Social distancing, to slow the spread of the COVID-19, means volunteers can’t gather in groups, especially to cook the meals at the group’s 13 Meals on Wheels locations across the West Island. So staff at the kitchens had to adapt.
“Instead of actually preparing meals and delivering them, a good majority have figured out how they can share the shopping services among each kitchen,” Barrett said.
She explained that volunteers now bring groceries to seniors, and on top of that, other volunteers are dispatched from the group’s office in Sainte-Anne-de-Bellevue.

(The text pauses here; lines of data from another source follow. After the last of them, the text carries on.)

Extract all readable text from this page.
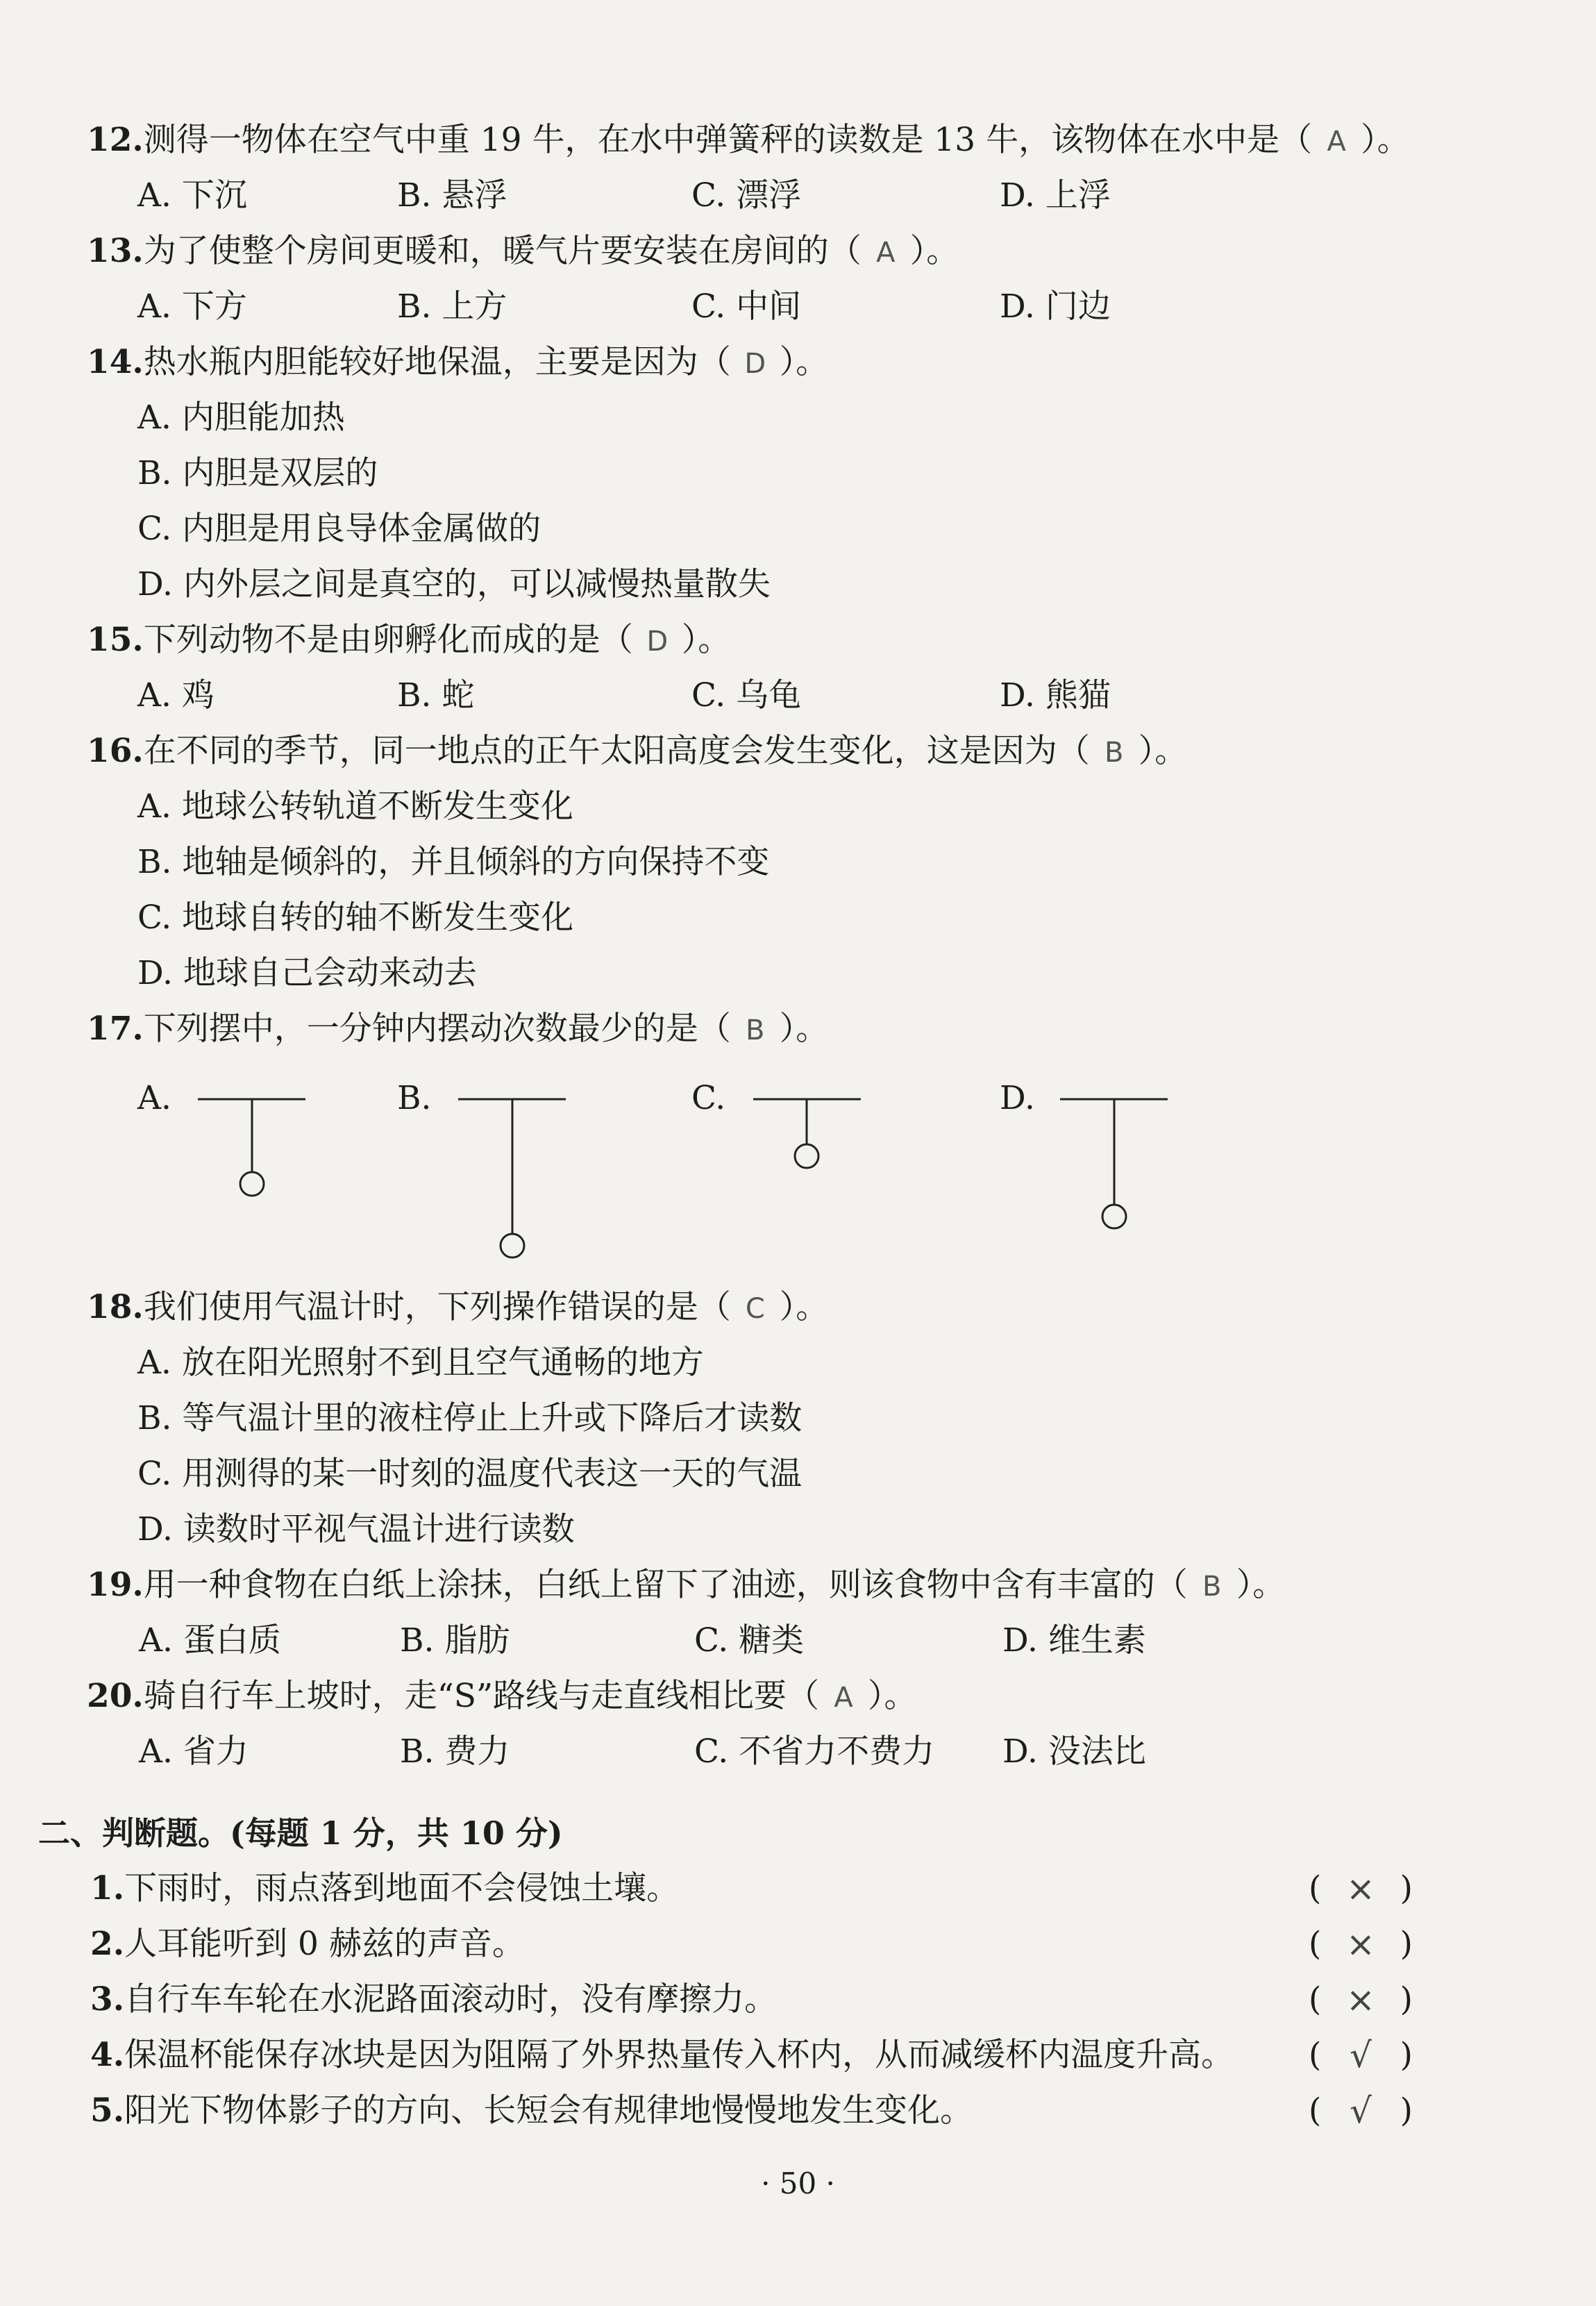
12.测得一物体在空气中重 19 牛，在水中弹簧秤的读数是 13 牛，该物体在水中是（ A ）。
A. 下沉	B. 悬浮	C. 漂浮	D. 上浮
13.为了使整个房间更暖和，暖气片要安装在房间的（ A ）。
A. 下方	B. 上方	C. 中间	D. 门边
14.热水瓶内胆能较好地保温，主要是因为（ D ）。
A. 内胆能加热
B. 内胆是双层的
C. 内胆是用良导体金属做的
D. 内外层之间是真空的，可以减慢热量散失
15.下列动物不是由卵孵化而成的是（ D ）。
A. 鸡	B. 蛇	C. 乌龟	D. 熊猫
16.在不同的季节，同一地点的正午太阳高度会发生变化，这是因为（ B ）。
A. 地球公转轨道不断发生变化
B. 地轴是倾斜的，并且倾斜的方向保持不变
C. 地球自转的轴不断发生变化
D. 地球自己会动来动去
17.下列摆中，一分钟内摆动次数最少的是（ B ）。
A.	B.	C.	D.
18.我们使用气温计时，下列操作错误的是（ C ）。
A. 放在阳光照射不到且空气通畅的地方
B. 等气温计里的液柱停止上升或下降后才读数
C. 用测得的某一时刻的温度代表这一天的气温
D. 读数时平视气温计进行读数
19.用一种食物在白纸上涂抹，白纸上留下了油迹，则该食物中含有丰富的（ B ）。
A. 蛋白质	B. 脂肪	C. 糖类	D. 维生素
20.骑自行车上坡时，走“S”路线与走直线相比要（ A ）。
A. 省力	B. 费力	C. 不省力不费力 D. 没法比
二、判断题。(每题 1 分，共 10 分)
1.下雨时，雨点落到地面不会侵蚀土壤。	( × )
2.人耳能听到 0 赫兹的声音。	( × )
3.自行车车轮在水泥路面滚动时，没有摩擦力。	( × )
4.保温杯能保存冰块是因为阻隔了外界热量传入杯内，从而减缓杯内温度升高。 ( √ )
5.阳光下物体影子的方向、长短会有规律地慢慢地发生变化。	( √ )
· 50 ·
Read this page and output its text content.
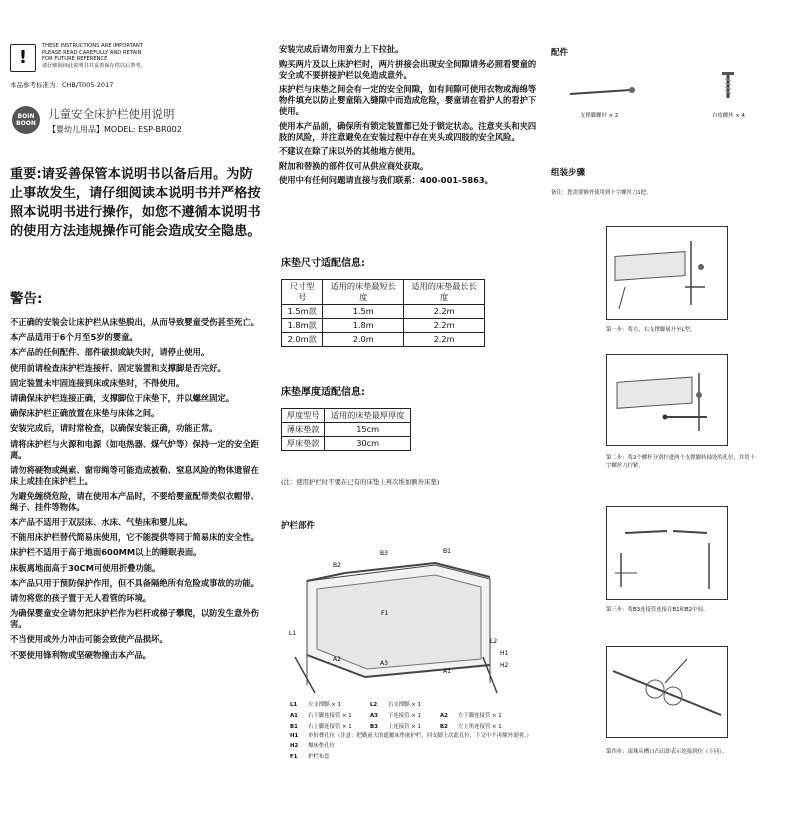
!
THESE INSTRUCTIONS ARE IMPORTANT
PLEASE READ CAREFULLY AND RETAIN
FOR FUTURE REFERENCE
请仔细阅读此说明书并妥善保存供以后参考。
本品参考标准为：CHB/T005-2017
BOIN BOON
儿童安全床护栏使用说明
【婴幼儿用品】MODEL: ESP-BR002
重要:请妥善保管本说明书以备后用。为防止事故发生，请仔细阅读本说明书并严格按照本说明书进行操作，如您不遵循本说明书的使用方法违规操作可能会造成安全隐患。
警告:

不正确的安装会让床护栏从床垫脱出，从而导致婴童受伤甚至死亡。

本产品适用于6个月至5岁的婴童。

本产品的任何配件、部件破损或缺失时，请停止使用。

使用前请检查床护栏连接杆、固定装置和支撑脚是否完好。

固定装置未牢固连接到床或床垫时，不得使用。

请确保床护栏连接正确，支撑脚位于床垫下，并以螺丝固定。

确保床护栏正确放置在床垫与床体之间。

安装完成后，请时常检查，以确保安装正确，功能正常。

请将床护栏与火源和电源（如电热器、煤气炉等）保持一定的安全距离。

请勿将硬物或绳索、窗帘绳等可能造成被勒、窒息风险的物体遗留在床上或挂在床护栏上。

为避免缠绕危险，请在使用本产品时，不要给婴童配带类似衣帽带、绳子、挂件等物体。

本产品不适用于双层床、水床、气垫床和婴儿床。

不能用床护栏替代简易床使用，它不能提供等同于简易床的安全性。

床护栏不适用于高于地面600MM以上的睡眠表面。

床板离地面高于30CM可使用折叠功能。

本产品只用于预防保护作用，但不具备隔绝所有危险或事故的功能。

请勿将您的孩子置于无人看管的环境。

为确保婴童安全请勿把床护栏作为栏杆或梯子攀爬，以防发生意外伤害。

不当使用或外力冲击可能会致使产品损坏。

不要使用锋利物或坚硬物撞击本产品。

安装完成后请勿用蛮力上下拉扯。

购买两片及以上床护栏时，两片拼接会出现安全间隙请务必照看婴童的安全或不要拼接护栏以免造成意外。

床护栏与床垫之间会有一定的安全间隙，如有间隙可使用衣物或海绵等物件填充以防止婴童陷入缝隙中而造成危险，婴童请在看护人的看护下使用。

使用本产品前，确保所有锁定装置都已处于锁定状态。注意夹头和夹四肢的风险，并注意避免在安装过程中存在夹头或四肢的安全风险。

不建议在除了床以外的其他地方使用。

附加和替换的部件仅可从供应商处获取。

使用中有任何问题请直接与我们联系：400-001-5863。

床垫尺寸适配信息:
尺寸型号	适用的床垫最短长度	适用的床垫最长长度
1.5m款	1.5m	2.2m
1.8m款	1.8m	2.2m
2.0m款	2.0m	2.2m
床垫厚度适配信息:
厚度型号	适用的床垫最厚厚度
薄床垫款	15cm
厚床垫款	30cm
(注：使用护栏时不要在已有的床垫上再次堆加额外床垫)
护栏部件
B2
B3	B1
F1
L1
L2
A2
A3
A1
H1
H2
L1 左支撑脚 × 1	L2 右支撑脚 × 1
A1 右下脚连接管 × 1	A3 下连接管 × 1	A2 左下脚连接管 × 1
B1 右上脚连接管 × 1	B3 上连接管 × 1	B2 左上角连接管 × 1
H1 单折叠孔位（注意：把勤前天的遮覆床垫嵌护栏，回支脚上次此孔位，下文中不再额外说明。）
H2 爆床垫孔位
F1 护栏布套
配件
支撑脚螺杆 × 2	自攻螺丝 × 4
组装步骤
备注：您需要额外使用到十字螺丝刀1把。
第一步：将左、右支撑脚展开至L型。
第二步：将2个螺杆分别拧进两个支撑脚转轴处的孔位，并用十字螺丝刀拧紧。
第三步：将B3连接管连接在B1和B2中间。
第四步：滚珠从槽口凸出即表示连接到位（下同）。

“The critical cases are being referred to us and we’ve deployed about a hundred volunteers now, which we’ve divided into five sectors of the West Island,” she told Global News.
She added that for those shut-ins who are less autonomous, donated frozen meals are also delivered, along with groceries, and the need is growing.
“You’re talking about maybe 40 people last week. This week we’re up to about 70 and next week we expect it’ll be a lot more,” she pointed out.
Barrett insisted that those making deliveries will observe social distancing protocols, pointing to small paper bags each containing gloves, hand sanitizers and plastic bags that are given to the volunteers.
Each client is called to notify them that a delivery is about to be made. The groceries and frozen meals are then left at the clients’ front door and the delivery person notifies the senior.
That’s what volunteer Chantal Gauthier said she does.
“Everytime I go to somebody, I have a new pair of gloves to put on, and when I come back to my car I take it off before I get into the car, and do the Purell stuff,” she laughed, “and then put on a new pair of gloves.”
She said the process can be impersonal.
“They wave to you in the window, which is a little sad just to not be able to talk to them.”
But she stressed that the protocol is necessary. Community programs coordinator Terry Aitken agrees.
“It’s a time-consuming environment that we’re gonna be working in,” she smiled, “but it’s all for the benefit of the seniors, and of course the volunteers.”
Barrett hopes the crisis doesn’t last long, but she believes they can continue to serve.
“If the volunteers are willing to do it, we can manage,” she smiled.